Orta Asya’daki eski pazar yerlerinin adı Registan. Bugün bu ad, daha çok medreselerle çevrili eski meydanlar için kullanılıyor. Üç medresenin ortasında kalan, eskiden pazar kurulan geniş alanda konserler, gösteriler, şenlikler düzenleniyor. Biz de burada ışık gösterisi izledik. Registan pazarı ise Bibi Hanım Camii’nin yanına taşınmış. Registan Meydanı, Uluğ Bey’in hükümdarlığı zamanında inşa edilmiştir.
Fotoğrafta solda Timurlu eseri Uluğ Bey Medresesi (1417-1420), sağda bir Şeybani eseri olan Şirdar Medresesi (1619-1635), ortada ise yine bir Şeybani eseri olan Tillakari Medresesi (1646-1660) görülmektedir.
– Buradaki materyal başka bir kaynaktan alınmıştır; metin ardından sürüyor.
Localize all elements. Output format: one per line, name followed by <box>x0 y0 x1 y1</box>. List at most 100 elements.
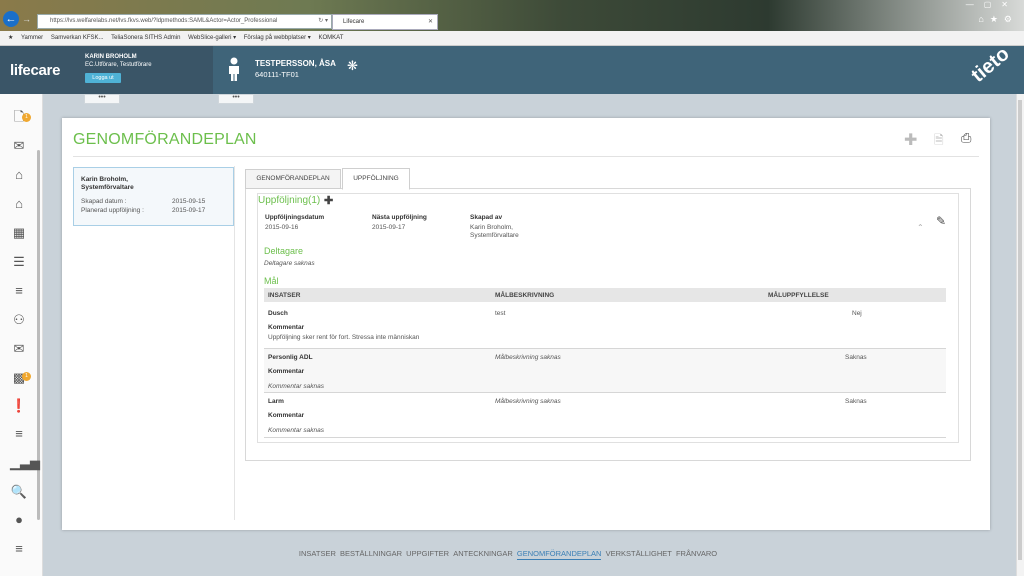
edit-pencil-icon[interactable]: ✎ <box>936 214 946 228</box>
notification-badge: 1 <box>22 113 31 122</box>
browser-toolbar-icons[interactable]: ⌂★⚙ <box>978 14 1018 25</box>
followup-date-value: 2015-09-16 <box>265 224 299 231</box>
stats-icon[interactable]: ▁▃▅ <box>10 454 40 472</box>
chevron-up-icon[interactable]: ⌃ <box>917 223 924 232</box>
row-insats: Larm <box>268 398 284 405</box>
column-header: MÅLBESKRIVNING <box>495 292 555 299</box>
column-header: MÅLUPPFYLLELSE <box>768 292 829 299</box>
comment-label: Kommentar <box>268 324 305 331</box>
comment-label: Kommentar <box>268 368 305 375</box>
document-settings-icon[interactable]: 🗎 <box>934 131 944 152</box>
close-tab-icon[interactable]: ✕ <box>428 15 433 29</box>
refresh-icon[interactable]: ↻ ▾ <box>318 15 328 28</box>
patient-name: TESTPERSSON, ÅSA <box>255 59 336 68</box>
goals-table-header <box>264 288 946 302</box>
footer-link-anteckningar[interactable]: ANTECKNINGAR <box>453 549 513 559</box>
planned-value: 2015-09-17 <box>172 207 206 214</box>
table-row <box>264 349 946 392</box>
row-divider <box>264 437 946 438</box>
favorites-star-icon[interactable]: ★ <box>8 35 13 41</box>
user-more-button[interactable]: ••• <box>84 94 120 104</box>
favorites-bar: ★ Yammer Samverkan KFSK... TeliaSonera S… <box>0 31 1024 46</box>
logout-button[interactable]: Logga ut <box>85 73 121 83</box>
add-icon[interactable]: ✚ <box>904 130 917 150</box>
followup-box <box>257 193 959 443</box>
back-icon[interactable]: ← <box>3 11 19 27</box>
print-icon[interactable]: ⎙ <box>961 130 971 146</box>
list-clock-icon[interactable]: ≡ <box>10 282 28 300</box>
row-comment: Kommentar saknas <box>268 383 324 390</box>
page-scroll-thumb[interactable] <box>1018 100 1022 560</box>
forward-icon[interactable]: → <box>22 14 32 24</box>
footer-link-insatser[interactable]: INSATSER <box>299 549 336 559</box>
house-icon[interactable]: ⌂ <box>10 166 28 184</box>
footer-nav: INSATSER BESTÄLLNINGAR UPPGIFTER ANTECKN… <box>0 549 1016 563</box>
inbox-icon[interactable]: ✉ <box>10 137 28 155</box>
row-description: test <box>495 310 506 317</box>
footer-link-genomforandeplan[interactable]: GENOMFÖRANDEPLAN <box>516 549 602 560</box>
participants-empty: Deltagare saknas <box>264 260 315 267</box>
favorite-link[interactable]: TeliaSonera SITHS Admin <box>111 35 180 41</box>
row-fulfillment: Saknas <box>845 354 867 361</box>
favorite-link[interactable]: Yammer <box>21 35 43 41</box>
user-role: EC.Utförare, Testutförare <box>85 62 152 68</box>
app-logo: lifecare <box>10 62 61 79</box>
home-icon[interactable]: ⌂ <box>978 14 989 24</box>
column-header: INSATSER <box>268 292 301 299</box>
footer-link-franvaro[interactable]: FRÅNVARO <box>676 549 717 559</box>
goals-heading: Mål <box>264 276 279 286</box>
notes-icon[interactable]: ☰ <box>10 253 28 271</box>
contacts-icon[interactable]: ▦ <box>10 224 28 242</box>
patient-id: 640111-TF01 <box>255 70 299 79</box>
add-followup-icon[interactable]: ✚ <box>324 194 333 207</box>
browser-tab[interactable]: Lifecare ✕ <box>332 14 438 30</box>
patient-settings-icon[interactable]: ❋ <box>347 58 358 74</box>
list-icon[interactable]: ≡ <box>10 425 28 443</box>
group-icon[interactable]: ⚇ <box>10 311 28 329</box>
followup-heading: Uppföljning(1) <box>258 195 321 206</box>
comment-label: Kommentar <box>268 412 305 419</box>
gear-icon[interactable]: ⚙ <box>1004 14 1018 24</box>
tab-genomforandeplan[interactable]: GENOMFÖRANDEPLAN <box>245 169 341 189</box>
window-controls[interactable]: —▢✕ <box>966 0 1018 10</box>
row-description: Målbeskrivning saknas <box>495 354 561 361</box>
created-by-value: Karin Broholm, Systemförvaltare <box>470 224 519 239</box>
footer-link-uppgifter[interactable]: UPPGIFTER <box>406 549 449 559</box>
person-icon <box>229 57 239 81</box>
created-by-label: Skapad av <box>470 214 503 221</box>
alert-icon[interactable]: ❗ <box>10 397 28 415</box>
next-followup-value: 2015-09-17 <box>372 224 406 231</box>
favorite-link[interactable]: KOMKAT <box>318 35 343 41</box>
footer-link-bestallningar[interactable]: BESTÄLLNINGAR <box>340 549 402 559</box>
divider <box>73 156 979 157</box>
row-insats: Dusch <box>268 310 288 317</box>
created-label: Skapad datum : <box>81 198 127 205</box>
footer-link-verkstallighet[interactable]: VERKSTÄLLIGHET <box>606 549 672 559</box>
participants-heading: Deltagare <box>264 246 304 256</box>
notification-badge: 1 <box>22 372 31 381</box>
row-fulfillment: Nej <box>852 310 862 317</box>
patient-more-button[interactable]: ••• <box>218 94 254 104</box>
inbox-clock-icon[interactable]: ✉ <box>10 340 28 358</box>
page-title: GENOMFÖRANDEPLAN <box>73 131 257 148</box>
row-description: Målbeskrivning saknas <box>495 398 561 405</box>
row-fulfillment: Saknas <box>845 398 867 405</box>
tab-title: Lifecare <box>343 19 365 25</box>
favorite-link[interactable]: Förslag på webbplatser ▾ <box>244 35 311 41</box>
row-insats: Personlig ADL <box>268 354 313 361</box>
row-comment: Uppföljning sker rent för fort. Stressa … <box>268 334 420 341</box>
building-icon[interactable]: ⌂ <box>10 195 28 213</box>
user-icon[interactable]: ● <box>10 511 28 529</box>
favorite-link[interactable]: Samverkan KFSK... <box>51 35 104 41</box>
row-comment: Kommentar saknas <box>268 427 324 434</box>
created-value: 2015-09-15 <box>172 198 206 205</box>
plan-card-name: Karin Broholm, Systemförvaltare <box>81 176 134 191</box>
url-text: https://lvs.welfarelabs.net/lvs.fkvs.web… <box>50 18 278 24</box>
tab-uppfoljning[interactable]: UPPFÖLJNING <box>342 168 410 190</box>
search-icon[interactable]: 🔍 <box>10 483 28 501</box>
address-bar[interactable]: https://lvs.welfarelabs.net/lvs.fkvs.web… <box>37 14 332 29</box>
followup-date-label: Uppföljningsdatum <box>265 214 325 221</box>
next-followup-label: Nästa uppföljning <box>372 214 427 221</box>
favorites-star-icon[interactable]: ★ <box>990 14 1004 24</box>
favorite-link[interactable]: WebSlice-galleri ▾ <box>188 35 236 41</box>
Bu yapılar, UNESCO Dünya Kültür Mirası Listesi’nde.
Fotoğraf: Füsun Kavrakoğlu

Uluğ Bey’in Semerkand mimarisine asıl katkısı Registan Meydanı’ndaki adını taşıyan medresesidir. Yapımı 1417-1420 arasında gerçekleştirilen bu medrese de dört eyvanlı avlu planına uygundur. Yapının bitişiğinde bir hankah ve bir mescit vardı ama bunlar günümüze ulaşmamıştır.
Taçkapıda yıldızlar motif olarak kullanılmış, mozaik ve baklava biçiminde çini bezemelerle süslenmiştir.
Medresenin alt katı dershane, üst katları yatakhane imiş ve iki öğrenci bir hücreyi paylaşırmış.
Yüzden fazla öğrenci medresede ders alabilmekteydi. Bu medrese, 15. yüzyılda Orta Asya’nın en büyük eğitim kurumuydu ve verilen eğitimin kalitesiyle ün salmıştı. Eğitim parasızdı ve öğrenciler sınavla alınırdı. Uluğ Bey Medresesi’nde, teoloji, astronomi ve felsefe tahsil edilmiş. Uluğ Bey kendisi de burada ders vermiş.
Uluğ Bey önce kendi adını taşıyan medreseye defnedilmişti. Baba katili Abdüllatif öldürülünce başa geçen Abdullah, Uluğ Bey’i Gur Emir’e nakletmişti.
Uluğ Bey Buhara’da daha mütevazi bir medrese yatırmış, kapıların üzerine “Aklını aydınlatmak her Müslüman erkek ve kadının görevidir” yazdırmıştı.
Fotoğraf: Füsun Kavrakoğlu

Şirdar Medresesi’nin taçkapısında Aral kaplanı, güneş ve geyik motifleri işlenmiş. Kaplanların yüzü insan yüzü; bu tabu yıkıcı bir seçim olmuş. Medresenin 54 hücresi varmış. Medresenin arkasına 18. yüzyılda bir çarşı inşa edilmiş.
Fotoğraf: Füsun Kavrakoğlu

Bir zamanlar talebelerin kullandıkları odaların çoğu el işi atölyelerine ve hediyelik eşyaların satıldığı dükkanlara dönüşmüş.
Fotoğraf: Füsun Kavrakoğlu

Tillakari Medresesi. 17. yüzyılın ilk yarısında Alçin kabilesinden Semerkand hükümdarı Yalanguş Bahadır tarafından eski hankah yerine bir medrese, kervansaray yerine de içinde bir mescit olan Tillakari Medresesi inşa edilmiştir.
Fotoğraf: Füsun Kavrakoğlu

Günümüzde müze olarak gezilen Tillakari Medresesi içindeki caminin eşsiz bezemeleri, Timurlu dönemi yapı geleneğinin 17. yüzyılda da gücünü koruduğunu gösterir.